Je pense juste que l'univers de Millevaux est plus singulier que ça. Je ne parle pas en qualité, je suis la dernière personne légitime pour en juger. Je pense juste qu'il y ait peu trop d'ingrédients bizarre pour que ça fonctionne sur un mode mainstream. Je mélange Lovecraft, William Burroughs, la forêt, le millénarisme, la dark fantasy, les musiques drone et sludgecore, le western spaghetti, le survivalisme, la sorcellerie, le réalisme magique, la SF et les légendes rurales. Si c'est pitchable en une ligne (post-apo, forestier, sludgecore pour Millevaux Sombre, héros, salauds et martyres dans l'enfer forestier pour Inflorenza), ça reste un sacré salmigondis. Quand j'ai pris le virage indépendant pour Millevaux, c'est en partie par crainte qu'un éditeur me demande de limer tout ça.

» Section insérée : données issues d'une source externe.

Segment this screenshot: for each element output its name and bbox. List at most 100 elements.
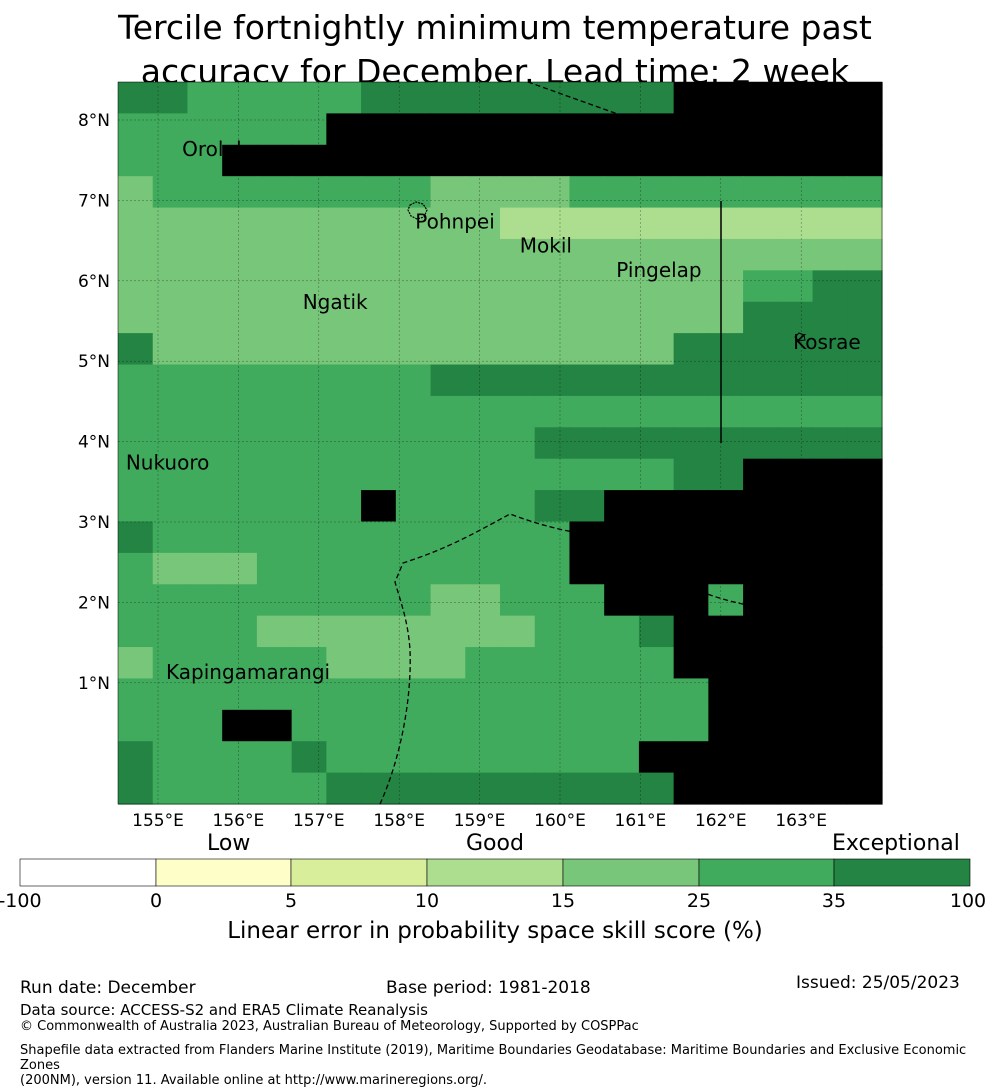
- grid-cell: [708, 647, 744, 680]
- lat-tick-label: 5°N: [78, 352, 110, 372]
- grid-cell: [604, 647, 640, 680]
- grid-cell: [777, 741, 814, 774]
- grid-cell: [847, 552, 883, 585]
- grid-cell: [118, 427, 154, 460]
- title-line-1: Tercile fortnightly minimum temperature …: [118, 8, 872, 47]
- lon-tick-label: 162°E: [695, 811, 747, 831]
- grid-cell: [430, 270, 466, 303]
- grid-cell: [361, 615, 397, 648]
- grid-cell: [465, 82, 501, 114]
- grid-cell: [256, 615, 293, 648]
- grid-cell: [291, 113, 327, 146]
- tick-minus100: -100: [0, 890, 42, 912]
- grid-cell: [638, 207, 675, 240]
- grid-cell: [465, 207, 501, 240]
- grid-cell: [256, 490, 293, 523]
- grid-cell: [465, 552, 501, 585]
- grid-cell: [256, 552, 293, 585]
- grid-cell: [291, 490, 327, 523]
- shapefile-line-1: Shapefile data extracted from Flanders M…: [20, 1043, 967, 1073]
- grid-cell: [777, 552, 814, 585]
- grid-cell: [430, 238, 466, 271]
- grid-cell: [222, 176, 258, 209]
- grid-cell: [534, 427, 571, 460]
- grid-cell: [534, 741, 571, 774]
- grid-cell: [430, 772, 466, 805]
- grid-cell: [708, 395, 744, 428]
- grid-cell: [500, 301, 536, 334]
- grid-cell: [500, 207, 536, 240]
- grid-cell: [847, 521, 883, 554]
- grid-cell: [500, 395, 536, 428]
- grid-cell: [152, 552, 189, 585]
- grid-cell: [638, 490, 675, 523]
- grid-cell: [673, 647, 709, 680]
- grid-cell: [777, 270, 814, 303]
- grid-cell: [812, 176, 848, 209]
- grid-cell: [534, 364, 571, 397]
- tick-5: 5: [284, 890, 298, 912]
- grid-cell: [638, 647, 675, 680]
- grid-cell: [812, 207, 848, 240]
- grid-cell: [152, 113, 189, 146]
- lon-tick-label: 158°E: [373, 811, 425, 831]
- grid-cell: [187, 615, 223, 648]
- grid-cell: [777, 176, 814, 209]
- grid-cell: [222, 678, 258, 711]
- grid-cell: [118, 709, 154, 742]
- grid-cell: [361, 521, 397, 554]
- grid-cell: [291, 427, 327, 460]
- grid-cell: [604, 333, 640, 366]
- tick-15: 15: [550, 890, 576, 912]
- grid-cell: [569, 490, 605, 523]
- grid-cell: [187, 427, 223, 460]
- grid-cell: [152, 615, 189, 648]
- grid-cell: [291, 584, 327, 617]
- grid-cell: [465, 395, 501, 428]
- grid-cell: [604, 490, 640, 523]
- grid-cell: [638, 615, 675, 648]
- grid-cell: [534, 647, 571, 680]
- grid-cell: [152, 490, 189, 523]
- lat-tick-label: 4°N: [78, 433, 110, 453]
- shapefile-line-2: (200NM), version 11. Available online at…: [20, 1073, 488, 1088]
- grid-cell: [187, 144, 223, 177]
- grid-cell: [430, 709, 466, 742]
- grid-cell: [604, 741, 640, 774]
- grid-cell: [743, 647, 779, 680]
- grid-cell: [326, 490, 362, 523]
- grid-cell: [152, 741, 189, 774]
- grid-cell: [604, 584, 640, 617]
- grid-cell: [847, 427, 883, 460]
- grid-cell: [118, 301, 154, 334]
- grid-cell: [500, 176, 536, 209]
- grid-cell: [500, 552, 536, 585]
- grid-cell: [361, 333, 397, 366]
- grid-cell: [708, 458, 744, 491]
- grid-cell: [777, 615, 814, 648]
- lon-tick-label: 157°E: [293, 811, 345, 831]
- eez-boundaries: [379, 81, 883, 805]
- grid-cell: [569, 82, 605, 114]
- grid-cell: [187, 552, 223, 585]
- grid-cell: [847, 615, 883, 648]
- grid-cell: [673, 709, 709, 742]
- grid-cell: [777, 458, 814, 491]
- grid-cell: [361, 395, 397, 428]
- grid-cell: [812, 647, 848, 680]
- grid-cell: [500, 521, 536, 554]
- grid-cell: [604, 364, 640, 397]
- grid-cell: [361, 82, 397, 114]
- grid-cell: [500, 364, 536, 397]
- grid-cell: [847, 207, 883, 240]
- grid-cell: [361, 270, 397, 303]
- grid-cell: [534, 238, 571, 271]
- grid-cell: [638, 238, 675, 271]
- grid-cell: [673, 427, 709, 460]
- grid-cell: [777, 584, 814, 617]
- grid-cell: [569, 333, 605, 366]
- grid-cell: [673, 458, 709, 491]
- map-title: Tercile fortnightly minimum temperature …: [0, 6, 990, 94]
- grid-cell: [604, 176, 640, 209]
- grid-cell: [326, 82, 362, 114]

Il y a aussi des problèmes de système. Entre Sombre qui est indépendant et Inflorenza qui est d'inspiration forgienne !

Après, peut-être que je prends ça trop au sérieux ! Des univers autrement plus alambiqués ou exigents ont vu le jour chez les éditeurs. Nephilim, Talis Lanta, Empire of the Petal Throne. Quant aux systèmes, on a tout vu sous le soleil, et le succès de la Boîte à Heuhhh démontre que les rôlistes s'intéressent de plus en plus près aux jeux forgiens.

Je dois aussi considérer comme possible que ma motivation principale à l'indépendance soit l'orgueil !

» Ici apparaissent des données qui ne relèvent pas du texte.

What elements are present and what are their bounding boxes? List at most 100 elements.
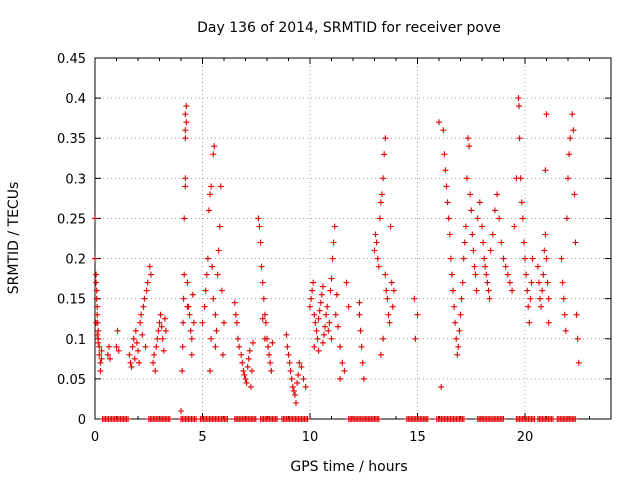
data-point (128, 363, 135, 370)
data-point (328, 335, 335, 342)
data-point (260, 295, 267, 302)
data-point (337, 343, 344, 350)
data-point (360, 375, 367, 382)
data-point (257, 239, 264, 246)
data-point (441, 151, 448, 158)
data-point (96, 343, 103, 350)
data-point (232, 311, 239, 318)
data-point (92, 255, 98, 262)
data-point (356, 299, 363, 306)
data-point (188, 351, 195, 358)
data-point (542, 167, 549, 174)
data-point (203, 271, 210, 278)
data-point (182, 183, 189, 190)
data-point (540, 271, 547, 278)
data-point (190, 319, 197, 326)
data-point (390, 287, 397, 294)
data-point (147, 271, 154, 278)
data-point (218, 287, 225, 294)
data-point (285, 351, 292, 358)
data-point (114, 327, 121, 334)
data-point (216, 223, 223, 230)
data-point (515, 95, 522, 102)
data-point (307, 303, 313, 310)
data-point (516, 135, 523, 142)
data-point (261, 335, 268, 342)
zero-point (375, 416, 382, 422)
data-point (290, 387, 297, 394)
data-point (153, 343, 160, 350)
data-point (310, 279, 317, 286)
data-point (480, 239, 487, 246)
data-point (559, 279, 566, 286)
data-point (205, 207, 212, 214)
data-point (460, 255, 467, 262)
data-point (261, 311, 268, 318)
data-point (381, 151, 388, 158)
data-point (358, 343, 365, 350)
data-point (487, 247, 494, 254)
data-point (442, 167, 449, 174)
data-point (144, 279, 151, 286)
data-point (315, 315, 322, 322)
data-point (318, 291, 325, 298)
data-point (94, 311, 101, 318)
data-point (287, 367, 294, 374)
y-axis-label: SRMTID / TECUs (6, 182, 22, 295)
zero-point (460, 416, 467, 422)
data-point (484, 279, 491, 286)
data-point (135, 347, 141, 354)
data-point (94, 303, 101, 310)
data-point (331, 223, 338, 230)
data-point (563, 215, 570, 222)
data-point (327, 287, 334, 294)
data-point (520, 239, 527, 246)
data-point (180, 295, 187, 302)
data-point (130, 335, 137, 342)
data-point (132, 327, 139, 334)
data-point (519, 215, 526, 222)
data-point (213, 327, 220, 334)
data-point (545, 319, 552, 326)
data-point (162, 327, 169, 334)
data-point (446, 231, 453, 238)
data-point (266, 351, 273, 358)
data-point (283, 331, 290, 338)
data-point (96, 351, 103, 358)
data-point (262, 319, 269, 326)
data-point (388, 279, 395, 286)
data-point (293, 400, 299, 406)
data-point (455, 343, 462, 350)
data-point (565, 175, 571, 182)
data-point (472, 271, 479, 278)
data-point (436, 119, 442, 126)
data-point (509, 287, 516, 294)
data-point (379, 191, 385, 198)
data-point (566, 151, 573, 158)
data-point (126, 351, 133, 358)
data-point (524, 287, 531, 294)
data-point (454, 351, 461, 358)
data-point (491, 207, 498, 214)
data-point (443, 183, 450, 190)
data-point (498, 239, 505, 246)
data-point (473, 287, 480, 294)
data-point (573, 311, 580, 318)
data-point (184, 279, 191, 286)
y-tick-label: 0.05 (57, 373, 86, 388)
data-point (323, 311, 330, 318)
data-point (517, 175, 524, 182)
x-axis-label: GPS time / hours (290, 459, 407, 475)
data-point (150, 359, 157, 366)
data-point (269, 339, 276, 346)
data-point (139, 331, 146, 338)
data-point (288, 375, 295, 382)
data-point (94, 331, 101, 338)
data-point (335, 323, 341, 330)
data-point (140, 303, 147, 310)
data-point (319, 339, 326, 346)
data-point (526, 319, 533, 326)
data-point (302, 383, 309, 390)
data-point (309, 287, 316, 294)
data-point (259, 279, 266, 286)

Peut-être aussi que je ne sais pas encore par quel bout le prendre et que les arguments m'auraient manqué pour convaincre un éditeur. Un parcours en indépendant me permet d'expliciter l'univers à mon rythme, par le biais de la publication.

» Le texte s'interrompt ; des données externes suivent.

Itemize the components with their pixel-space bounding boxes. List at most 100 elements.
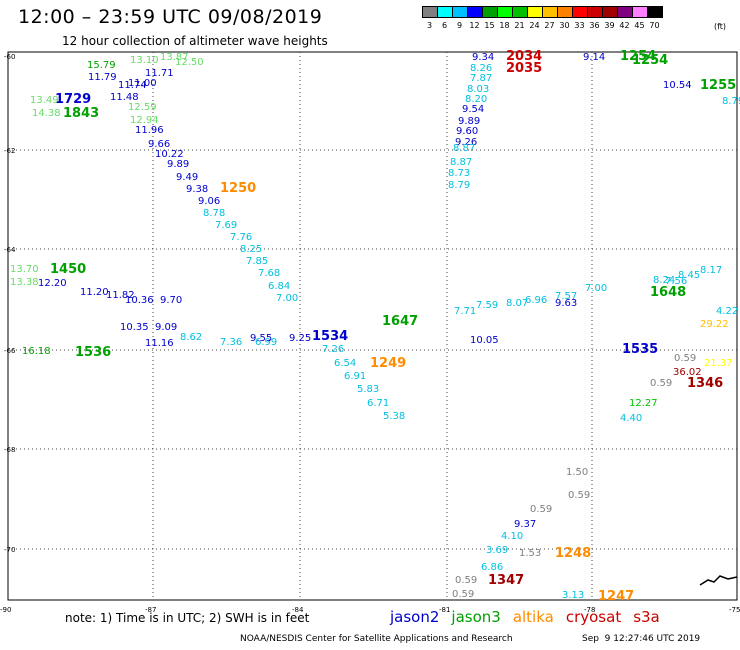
wave-height-label: 3.69 (486, 545, 508, 556)
wave-height-label: 7.87 (470, 73, 492, 84)
wave-height-label: 1249 (370, 356, 406, 371)
wave-height-label: 7.26 (322, 344, 344, 355)
wave-height-label: 12.27 (629, 398, 658, 409)
wave-height-label: 9.09 (155, 322, 177, 333)
wave-height-label: 1.53 (519, 548, 541, 559)
color-scale-legend: 3 6 9 12 15 18 21 24 27 30 33 36 39 42 45 70 (ft) (422, 6, 726, 31)
wave-height-label: 9.26 (455, 137, 477, 148)
wave-height-label: 12.50 (175, 57, 204, 68)
lat-label: -68 (4, 446, 15, 454)
wave-height-label: 0.59 (455, 575, 477, 586)
wave-height-label: 11.00 (128, 78, 157, 89)
legend-unit: (ft) (714, 22, 727, 31)
wave-height-label: 12.94 (130, 115, 159, 126)
wave-height-label: 6.71 (367, 398, 389, 409)
wave-height-label: 1450 (50, 262, 86, 277)
wave-height-label: 13.49 (30, 95, 59, 106)
lon-label: -87 (145, 606, 156, 614)
legend-label: 33 (574, 21, 585, 30)
legend-label: 45 (634, 21, 645, 30)
wave-height-label: 9.55 (250, 333, 272, 344)
wave-height-label: 8.78 (203, 208, 225, 219)
wave-height-label: 11.74 (118, 80, 147, 91)
wave-height-label: 9.34 (472, 52, 494, 63)
wave-height-label: 11.16 (145, 338, 174, 349)
wave-height-label: 8.73 (448, 168, 470, 179)
wave-height-label: 0.59 (452, 589, 474, 600)
footer-note: note: 1) Time is in UTC; 2) SWH is in fe… (65, 611, 310, 625)
wave-height-label: 9.06 (198, 196, 220, 207)
wave-height-label: 9.66 (148, 139, 170, 150)
wave-height-label: 10.35 (120, 322, 149, 333)
wave-height-label: 10.22 (155, 149, 184, 160)
wave-height-label: 7.76 (230, 232, 252, 243)
wave-height-label: 1648 (650, 285, 686, 300)
wave-height-label: 36.02 (673, 367, 702, 378)
wave-height-label: 3.13 (562, 590, 584, 601)
wave-height-label: 11.79 (88, 72, 117, 83)
wave-height-label: 11.71 (145, 68, 174, 79)
wave-height-label: 12.59 (128, 102, 157, 113)
wave-height-label: 14.38 (32, 108, 61, 119)
wave-height-label: 8.45 (678, 270, 700, 281)
wave-height-label: 7.00 (276, 293, 298, 304)
satellite-cryosat: cryosat (565, 608, 622, 626)
wave-height-label: 11.20 (80, 287, 109, 298)
wave-height-label: 1250 (220, 181, 256, 196)
wave-height-label: 1535 (622, 342, 658, 357)
wave-height-label: 6.91 (344, 371, 366, 382)
wave-height-label: 9.38 (186, 184, 208, 195)
page-title: 12:00 – 23:59 UTC 09/08/2019 (18, 6, 323, 28)
legend-label: 39 (604, 21, 615, 30)
wave-height-label: 5.83 (357, 384, 379, 395)
wave-height-label: 9.14 (583, 52, 605, 63)
lat-label: -64 (4, 246, 16, 254)
wave-height-label: 6.54 (334, 358, 356, 369)
wave-height-label: 7.69 (215, 220, 237, 231)
wave-height-label: 1346 (687, 376, 723, 391)
lat-label: -62 (4, 147, 15, 155)
legend-label: 6 (441, 21, 448, 30)
wave-height-label: 21.37 (704, 358, 733, 369)
lon-label: -81 (439, 606, 450, 614)
wave-height-label: 7.00 (585, 283, 607, 294)
legend-swatch (647, 6, 663, 18)
wave-height-label: 8.79 (722, 96, 740, 107)
wave-height-label: 8.24 (653, 275, 675, 286)
wave-height-label: 11.82 (106, 290, 135, 301)
wave-height-label: 13.70 (10, 264, 39, 275)
wave-height-label: 0.59 (674, 353, 696, 364)
wave-height-label: 8.87 (450, 157, 472, 168)
lon-label: -90 (0, 606, 11, 614)
wave-height-label: 7.36 (220, 337, 242, 348)
lat-label: -70 (4, 546, 15, 554)
legend-label: 42 (619, 21, 630, 30)
wave-height-label: 10.36 (125, 295, 154, 306)
coastline (699, 575, 738, 586)
page-subtitle: 12 hour collection of altimeter wave hei… (62, 34, 328, 48)
wave-height-label: 1247 (598, 589, 634, 604)
legend-label: 27 (544, 21, 555, 30)
wave-height-label: 4.40 (620, 413, 642, 424)
wave-height-label: 5.38 (383, 411, 405, 422)
wave-height-label: 9.25 (289, 333, 311, 344)
wave-height-label: 7.56 (665, 276, 687, 287)
legend-labels: 3 6 9 12 15 18 21 24 27 30 33 36 39 42 45 70 (422, 21, 662, 30)
lat-label: -66 (4, 347, 16, 355)
legend-swatches (422, 6, 663, 18)
wave-height-label: 7.71 (454, 306, 476, 317)
wave-height-label: 4.22 (716, 306, 738, 317)
map-frame (7, 51, 738, 601)
wave-height-label: 8.20 (465, 94, 487, 105)
legend-label: 12 (469, 21, 480, 30)
wave-height-label: 9.89 (458, 116, 480, 127)
wave-height-label: 9.89 (167, 159, 189, 170)
wave-height-label: 8.25 (240, 244, 262, 255)
wave-height-label: 1255 (700, 78, 736, 93)
wave-height-label: 1.50 (566, 467, 588, 478)
wave-height-label: 15.79 (87, 60, 116, 71)
wave-height-label: 1248 (555, 546, 591, 561)
wave-height-label: 13.87 (160, 52, 189, 63)
wave-height-label: 9.37 (514, 519, 536, 530)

Ou encore tout est histoire de contrôler sa création. Que si un éditeur aurait accepté les choses dans leur moyenne, il aurait en revanche voulu retoucher trop de choses à mon goût.

Je continue l'inventaire à la Prévert. Je pense que quand on arrive à un certain degré de singularité, ça devient aussi simple (ou aussi compliqué) de convaincre chaque lecteur un par un que de convaincre un éditeur.

C'est peut-être lié à mon histoire personnelle. Mes déceptions en littérature m'ont amené à m'impliquer dans le jeu de rôle en amateur, puis en indépendant. Si j'avais envoyé 20 dossiers Millevaux à des éditeurs en 2007-2008, les choses auraient peut-être tourné autrement ? Le truc c'est que maintenant, je ne veux plus faire machine arrière car je n'ai envie d'attendre encore un ou trois ans que les premiers livres Millevaux sortent.

Enfin, c'est une question de besoin de ressources. Quand tu travaille sur un projet dont tu veux qu'il intéresse un grand public, et que dès le départ tu le réfléchis pour l'édition, tu le dimensionnes pour l'édition. Tu te crées des besoins de développement qui vont nécessiter une équipe élargie, pour sortir un bouquin super solide, expurgé de toute naïveté.
Quand tu commences tout seul, que tu vises un public confidentiel, que dès le départ tu as vu les choses en indépendant, tu te dimensionnes en indépendant. Du coup tu arrive à faire le livre avec une équipe et des moyens réduits. La vérité, c'est que je n'ai pas besoin de l'aide d'un éditeur pour Millevaux qui a ce type de positionnement.

Après, je ne sais pas quels seront mes prochains projets ! Ce pourrait être une expérience enrichissante de se dire, par exemple : "allez, l'année prochaine j'imagine un projet qui soit dimensionné pour l'édition et le grand public. Je trouve un éditeur et je vois ce que ça fait de bosser en équipe avec des gros moyens, de monter en responsabilité, de construire une vision à plusieurs plutôt que de faire un truc tout seul dans sa cave". Les questions que tu me poses Christoph, sont peut-être valable pour beaucoup d'indé. Après tout, Prosopopée, critiqué dans Casus Belli (c'est une institution, mais aussi ça se pose là en matière de mainstreamitude), n'aurait-il pas facilement trouvé un éditeur et/ou un distributeur ? N'aurait-ce pas profité à la diffusion du jeu ?

Tes questions me font avancer Christoph parce qu'elles me font dire que je n'ai certainement pas raison sur tous les points, et que je ne peux différencier des choix tactiques de choix purement émotionnels.